In an attempt to address the economic crisis of the pandemic, I joined all my colleagues across the system earlier this year in announcing we would not lay off any employees through the end of this fiscal year. We have held to that and hope that it is a promise we can extend. We have also expanded leave provisions for those impacted by the pandemic.
 
We have also invested in necessary new and enhanced technology to pivot our teaching and, to some extent, research to remote modalities. These costs may continue to rise as we explore options for fall. As we evaluate the reopening of campus and how we may safely return as an in-person campus community, we will have to do so with a COVID-19 testing and tracing regime, physical distancing regulations and provisions for potential quarantine, all of which carry either actual or opportunity costs.
 
In the days and weeks to come we will be announcing essential austerity measures to address the challenges.
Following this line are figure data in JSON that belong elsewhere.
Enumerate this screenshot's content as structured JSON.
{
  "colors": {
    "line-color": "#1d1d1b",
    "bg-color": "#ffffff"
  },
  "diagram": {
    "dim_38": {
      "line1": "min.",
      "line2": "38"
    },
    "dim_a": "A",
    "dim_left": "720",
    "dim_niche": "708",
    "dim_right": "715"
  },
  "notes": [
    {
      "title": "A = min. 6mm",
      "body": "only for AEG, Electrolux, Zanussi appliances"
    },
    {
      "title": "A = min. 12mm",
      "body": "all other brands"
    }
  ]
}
We will do so with two guideposts: mitigating risk to members of our community and to the institution; and maintaining our mission of teaching, research and public service.
 
Together, UC Merced has rallied from tough times before. One might say the campus was born in hardship and has fought to grow and thrive every year of our existence, doing far more with far less than other campuses, building ourselves and the future here in the heart of California. It has not been easy, and it will not be easy to get through the storm ahead. But we can and will – indeed, we must — pull together.